6.            Entity A has never had any employees. All of the people who have assisted with the performance of the Services listed in Schedule X to the Development Management Agreement are employed by Entity F.

You have provided the following evidence of services provided under the DMA.

•                     Entity E employees involved in the provision of the Services

(a)          AD - Commercial Director

(b)          TH - Project Director

(c)          IL - Project Coordinator

(d)          KH - Development Accountant

•                     Summary of services performed during the YYYY calendar year

(a)          Design Development - Management of Civil Engineer, Environment and Hydrology Consultants, Surveyor and Town Planner in the preparation of the bulk earthworks application.
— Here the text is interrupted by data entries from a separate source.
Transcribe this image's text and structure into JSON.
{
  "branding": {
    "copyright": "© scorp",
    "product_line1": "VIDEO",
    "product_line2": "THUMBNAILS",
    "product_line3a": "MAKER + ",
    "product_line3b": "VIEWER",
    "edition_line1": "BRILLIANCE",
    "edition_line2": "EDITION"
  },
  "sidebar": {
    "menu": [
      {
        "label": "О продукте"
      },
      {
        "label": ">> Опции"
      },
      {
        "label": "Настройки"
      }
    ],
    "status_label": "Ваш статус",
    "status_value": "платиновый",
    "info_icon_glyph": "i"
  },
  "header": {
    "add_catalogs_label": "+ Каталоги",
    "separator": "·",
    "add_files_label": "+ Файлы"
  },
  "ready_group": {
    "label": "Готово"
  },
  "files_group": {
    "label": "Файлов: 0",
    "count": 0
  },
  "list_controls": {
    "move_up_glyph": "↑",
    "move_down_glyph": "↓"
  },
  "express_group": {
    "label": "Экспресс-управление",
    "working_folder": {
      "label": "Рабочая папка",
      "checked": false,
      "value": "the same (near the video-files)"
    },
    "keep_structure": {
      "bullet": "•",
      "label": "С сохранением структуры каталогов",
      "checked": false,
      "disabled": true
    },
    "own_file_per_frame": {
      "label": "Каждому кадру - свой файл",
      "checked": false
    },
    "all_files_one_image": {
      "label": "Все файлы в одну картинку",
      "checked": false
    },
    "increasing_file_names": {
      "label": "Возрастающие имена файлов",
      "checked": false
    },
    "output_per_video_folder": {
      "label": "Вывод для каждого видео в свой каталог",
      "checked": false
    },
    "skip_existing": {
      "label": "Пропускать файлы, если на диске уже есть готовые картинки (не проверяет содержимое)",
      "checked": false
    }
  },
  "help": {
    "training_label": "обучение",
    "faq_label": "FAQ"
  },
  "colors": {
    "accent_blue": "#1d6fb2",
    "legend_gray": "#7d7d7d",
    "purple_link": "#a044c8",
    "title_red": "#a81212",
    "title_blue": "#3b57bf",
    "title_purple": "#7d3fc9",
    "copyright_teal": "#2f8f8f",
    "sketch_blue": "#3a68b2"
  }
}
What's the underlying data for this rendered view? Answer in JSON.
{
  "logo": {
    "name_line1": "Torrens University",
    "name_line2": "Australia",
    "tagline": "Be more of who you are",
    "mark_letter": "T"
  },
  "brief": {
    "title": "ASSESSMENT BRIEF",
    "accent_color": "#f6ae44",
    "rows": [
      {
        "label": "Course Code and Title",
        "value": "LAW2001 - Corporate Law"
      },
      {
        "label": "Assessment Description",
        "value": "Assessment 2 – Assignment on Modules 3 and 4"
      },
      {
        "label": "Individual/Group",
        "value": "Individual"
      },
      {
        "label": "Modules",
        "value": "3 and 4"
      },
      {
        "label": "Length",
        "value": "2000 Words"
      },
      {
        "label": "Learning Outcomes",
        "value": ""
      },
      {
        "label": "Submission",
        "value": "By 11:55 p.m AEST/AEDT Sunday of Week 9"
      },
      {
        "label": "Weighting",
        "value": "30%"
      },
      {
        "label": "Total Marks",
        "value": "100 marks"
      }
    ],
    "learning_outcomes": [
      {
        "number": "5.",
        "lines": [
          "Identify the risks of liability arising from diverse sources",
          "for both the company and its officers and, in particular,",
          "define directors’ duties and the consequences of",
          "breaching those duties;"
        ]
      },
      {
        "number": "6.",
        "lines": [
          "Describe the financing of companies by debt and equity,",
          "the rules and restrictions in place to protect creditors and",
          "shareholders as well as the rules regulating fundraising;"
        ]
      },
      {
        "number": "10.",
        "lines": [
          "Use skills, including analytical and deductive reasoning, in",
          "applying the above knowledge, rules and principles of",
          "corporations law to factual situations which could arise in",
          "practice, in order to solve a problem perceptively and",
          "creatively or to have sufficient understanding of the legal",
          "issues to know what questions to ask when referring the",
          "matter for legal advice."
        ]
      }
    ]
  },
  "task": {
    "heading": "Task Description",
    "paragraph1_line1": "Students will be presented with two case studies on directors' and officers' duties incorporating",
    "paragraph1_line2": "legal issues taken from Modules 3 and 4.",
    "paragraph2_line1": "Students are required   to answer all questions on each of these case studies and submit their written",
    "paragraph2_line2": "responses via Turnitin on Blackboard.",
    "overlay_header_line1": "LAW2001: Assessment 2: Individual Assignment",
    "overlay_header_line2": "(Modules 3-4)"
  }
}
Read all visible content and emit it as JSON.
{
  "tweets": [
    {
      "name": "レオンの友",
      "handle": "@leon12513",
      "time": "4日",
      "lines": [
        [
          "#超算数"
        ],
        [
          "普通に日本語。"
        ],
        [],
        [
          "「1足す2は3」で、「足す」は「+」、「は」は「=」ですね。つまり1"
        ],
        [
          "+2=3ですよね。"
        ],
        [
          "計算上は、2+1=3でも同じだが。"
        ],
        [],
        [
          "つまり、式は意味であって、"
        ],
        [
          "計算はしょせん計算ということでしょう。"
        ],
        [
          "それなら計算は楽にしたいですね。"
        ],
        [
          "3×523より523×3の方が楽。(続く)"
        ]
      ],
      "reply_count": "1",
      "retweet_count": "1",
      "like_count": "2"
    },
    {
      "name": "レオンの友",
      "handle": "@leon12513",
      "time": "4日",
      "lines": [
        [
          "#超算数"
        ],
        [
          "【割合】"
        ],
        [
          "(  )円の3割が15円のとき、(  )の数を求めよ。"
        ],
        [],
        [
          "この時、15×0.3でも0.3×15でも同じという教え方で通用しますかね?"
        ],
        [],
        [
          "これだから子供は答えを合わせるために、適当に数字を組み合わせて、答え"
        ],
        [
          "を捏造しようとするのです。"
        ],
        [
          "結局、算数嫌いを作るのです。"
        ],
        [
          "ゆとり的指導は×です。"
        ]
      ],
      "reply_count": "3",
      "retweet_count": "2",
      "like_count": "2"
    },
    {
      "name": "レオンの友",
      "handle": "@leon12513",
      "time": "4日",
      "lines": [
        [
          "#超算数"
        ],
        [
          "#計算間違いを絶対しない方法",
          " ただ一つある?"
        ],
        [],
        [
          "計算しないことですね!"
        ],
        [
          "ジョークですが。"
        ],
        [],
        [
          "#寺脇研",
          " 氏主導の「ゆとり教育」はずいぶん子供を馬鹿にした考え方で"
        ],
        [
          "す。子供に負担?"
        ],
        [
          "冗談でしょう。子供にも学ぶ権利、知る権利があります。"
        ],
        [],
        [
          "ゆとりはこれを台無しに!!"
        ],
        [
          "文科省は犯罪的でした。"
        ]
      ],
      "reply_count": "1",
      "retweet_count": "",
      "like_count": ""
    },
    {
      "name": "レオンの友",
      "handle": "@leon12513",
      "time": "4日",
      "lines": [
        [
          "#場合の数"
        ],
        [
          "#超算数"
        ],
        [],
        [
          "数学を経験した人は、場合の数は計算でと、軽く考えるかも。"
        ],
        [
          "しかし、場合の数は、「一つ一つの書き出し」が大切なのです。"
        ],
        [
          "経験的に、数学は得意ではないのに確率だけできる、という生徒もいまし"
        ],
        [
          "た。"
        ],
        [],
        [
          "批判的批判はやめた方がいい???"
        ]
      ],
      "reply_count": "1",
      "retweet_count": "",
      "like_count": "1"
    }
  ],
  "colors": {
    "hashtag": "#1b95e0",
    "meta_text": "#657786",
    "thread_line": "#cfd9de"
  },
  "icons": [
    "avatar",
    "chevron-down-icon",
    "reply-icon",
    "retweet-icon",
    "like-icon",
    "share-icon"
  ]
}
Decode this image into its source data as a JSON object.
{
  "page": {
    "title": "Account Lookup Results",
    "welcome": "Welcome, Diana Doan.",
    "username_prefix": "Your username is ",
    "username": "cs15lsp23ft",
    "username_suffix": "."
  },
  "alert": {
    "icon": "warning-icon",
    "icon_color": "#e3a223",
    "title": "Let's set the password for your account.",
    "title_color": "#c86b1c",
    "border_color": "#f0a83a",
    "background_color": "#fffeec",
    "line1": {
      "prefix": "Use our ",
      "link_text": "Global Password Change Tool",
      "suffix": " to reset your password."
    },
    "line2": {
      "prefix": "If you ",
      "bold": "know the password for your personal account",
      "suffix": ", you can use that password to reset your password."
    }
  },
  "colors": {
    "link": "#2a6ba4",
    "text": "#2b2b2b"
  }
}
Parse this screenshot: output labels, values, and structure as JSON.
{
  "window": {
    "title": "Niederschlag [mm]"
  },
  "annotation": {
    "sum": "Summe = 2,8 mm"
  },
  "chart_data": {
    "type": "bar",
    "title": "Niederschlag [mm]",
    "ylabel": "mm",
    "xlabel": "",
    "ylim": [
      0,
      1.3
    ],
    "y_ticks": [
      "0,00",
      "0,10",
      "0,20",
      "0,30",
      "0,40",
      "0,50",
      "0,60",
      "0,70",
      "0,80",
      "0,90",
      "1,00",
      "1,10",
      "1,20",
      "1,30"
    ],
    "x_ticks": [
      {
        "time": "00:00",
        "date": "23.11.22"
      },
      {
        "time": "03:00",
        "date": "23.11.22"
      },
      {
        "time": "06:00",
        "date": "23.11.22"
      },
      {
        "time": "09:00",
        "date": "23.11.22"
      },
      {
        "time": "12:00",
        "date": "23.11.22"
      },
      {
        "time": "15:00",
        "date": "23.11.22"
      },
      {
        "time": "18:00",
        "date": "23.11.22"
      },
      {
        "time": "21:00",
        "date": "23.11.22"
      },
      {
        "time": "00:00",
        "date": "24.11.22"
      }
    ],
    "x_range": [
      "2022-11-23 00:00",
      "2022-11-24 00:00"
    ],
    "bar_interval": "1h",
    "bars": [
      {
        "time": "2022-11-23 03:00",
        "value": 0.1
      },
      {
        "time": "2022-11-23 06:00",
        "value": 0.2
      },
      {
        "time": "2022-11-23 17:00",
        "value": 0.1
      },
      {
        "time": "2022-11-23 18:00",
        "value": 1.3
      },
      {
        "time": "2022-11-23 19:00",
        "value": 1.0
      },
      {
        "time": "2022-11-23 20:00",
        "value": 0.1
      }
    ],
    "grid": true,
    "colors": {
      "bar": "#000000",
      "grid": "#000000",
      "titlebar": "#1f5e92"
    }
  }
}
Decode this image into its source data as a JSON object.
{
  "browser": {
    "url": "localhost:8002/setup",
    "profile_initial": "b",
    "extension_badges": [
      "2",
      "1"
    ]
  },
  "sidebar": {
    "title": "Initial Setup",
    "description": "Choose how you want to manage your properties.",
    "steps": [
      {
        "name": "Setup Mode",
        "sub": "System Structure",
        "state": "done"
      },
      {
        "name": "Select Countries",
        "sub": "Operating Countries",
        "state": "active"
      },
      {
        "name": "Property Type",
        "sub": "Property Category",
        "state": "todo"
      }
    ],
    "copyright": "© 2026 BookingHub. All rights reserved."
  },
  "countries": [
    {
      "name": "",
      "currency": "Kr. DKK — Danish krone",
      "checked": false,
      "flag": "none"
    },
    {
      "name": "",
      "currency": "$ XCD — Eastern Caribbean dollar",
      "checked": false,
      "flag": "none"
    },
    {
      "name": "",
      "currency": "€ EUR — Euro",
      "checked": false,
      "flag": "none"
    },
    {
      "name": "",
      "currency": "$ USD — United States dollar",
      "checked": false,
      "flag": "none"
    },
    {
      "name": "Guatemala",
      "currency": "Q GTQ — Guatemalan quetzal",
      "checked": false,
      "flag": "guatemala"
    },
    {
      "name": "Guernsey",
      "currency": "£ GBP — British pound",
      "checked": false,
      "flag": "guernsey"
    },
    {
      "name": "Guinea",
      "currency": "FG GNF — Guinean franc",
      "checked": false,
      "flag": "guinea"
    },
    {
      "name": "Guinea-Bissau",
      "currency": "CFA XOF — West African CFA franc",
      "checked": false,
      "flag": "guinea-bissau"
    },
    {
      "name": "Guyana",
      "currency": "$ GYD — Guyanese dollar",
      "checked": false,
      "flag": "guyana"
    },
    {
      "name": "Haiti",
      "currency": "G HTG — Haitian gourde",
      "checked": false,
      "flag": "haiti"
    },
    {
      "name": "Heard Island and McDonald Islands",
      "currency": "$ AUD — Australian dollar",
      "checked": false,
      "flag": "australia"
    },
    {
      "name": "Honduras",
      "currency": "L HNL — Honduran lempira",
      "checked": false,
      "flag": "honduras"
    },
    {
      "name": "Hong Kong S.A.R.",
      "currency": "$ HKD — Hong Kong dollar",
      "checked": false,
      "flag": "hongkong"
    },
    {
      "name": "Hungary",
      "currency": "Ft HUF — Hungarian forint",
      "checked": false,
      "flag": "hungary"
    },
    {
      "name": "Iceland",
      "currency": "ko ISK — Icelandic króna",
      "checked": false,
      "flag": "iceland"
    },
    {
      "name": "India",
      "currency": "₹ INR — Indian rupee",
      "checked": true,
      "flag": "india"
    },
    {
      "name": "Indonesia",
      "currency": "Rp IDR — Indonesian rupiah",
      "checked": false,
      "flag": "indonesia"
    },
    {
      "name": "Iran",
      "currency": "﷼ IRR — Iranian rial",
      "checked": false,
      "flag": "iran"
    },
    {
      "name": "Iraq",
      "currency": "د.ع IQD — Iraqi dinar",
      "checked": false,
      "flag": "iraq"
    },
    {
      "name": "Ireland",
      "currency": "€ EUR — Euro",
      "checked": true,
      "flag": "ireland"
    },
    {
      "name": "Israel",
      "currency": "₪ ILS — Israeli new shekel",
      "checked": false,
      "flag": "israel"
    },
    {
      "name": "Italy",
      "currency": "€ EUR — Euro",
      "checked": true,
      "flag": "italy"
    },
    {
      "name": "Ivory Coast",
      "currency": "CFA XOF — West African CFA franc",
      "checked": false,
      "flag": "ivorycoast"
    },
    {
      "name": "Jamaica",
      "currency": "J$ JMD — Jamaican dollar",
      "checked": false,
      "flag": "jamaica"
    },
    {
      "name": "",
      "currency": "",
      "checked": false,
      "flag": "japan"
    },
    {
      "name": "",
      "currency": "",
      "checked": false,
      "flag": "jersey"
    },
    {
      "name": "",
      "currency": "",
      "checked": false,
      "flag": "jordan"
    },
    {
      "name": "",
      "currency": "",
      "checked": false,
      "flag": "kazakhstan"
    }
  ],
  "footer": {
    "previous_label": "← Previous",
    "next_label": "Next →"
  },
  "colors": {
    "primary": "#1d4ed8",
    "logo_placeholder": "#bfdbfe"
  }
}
(b)          Authority Approval Coordination

•                    Management of the revised development application and Bulk Earthworks application with the statutory authorities.

•                    Management of the renewal of operational works approvals for signage with the statutory authority.

•                    Management of the preparation of Infrastructure Agreement replacement deed and novation of deed with the statutory authority.

(c)          Construction Management - Management of the procurement process for the tender, evaluation and appointment of civil contractor for the bulk earthworks.

(d)          Body Corporate Management and Liaison

•                    Liaison with the Body Corporate Committees and Managers on land development related issues.

•                    Liaison with the Body Corporate Committees and Managers on caretaking related issues.

•                    Management of the covenant process through the consultant covenant manager.

(e)          Contract Administration relating to the above services.

(f)           Legal Coordination - coordination with lawyers on the preparation of Civil Works Contract.

(g)          Financial Management - updates to cost and cashflow modelling with the associated review and reporting of actual vs forecast projections.

(h)          Financial Control - processing of payments to:

•                    consultants including lawyers

•                    maintenance contractors engaged to perform grass and weed maintenance on the site, and

•                    statutory authorities for both holding costs (rates, water charges, land tax) and application fees.

(i)            Reporting - project reporting to project control group, quarterly project reviews and co-ordinating project with project commercial assessment.

Conclusion

Based on the facts of this case, all the elements of subsections 38-325(1) & (2) are satisfied and the sale of the property and business enterprise by Entity A to Entity B is a GST-free supply of a going concern pursuant to section 38-325 of the GST Act.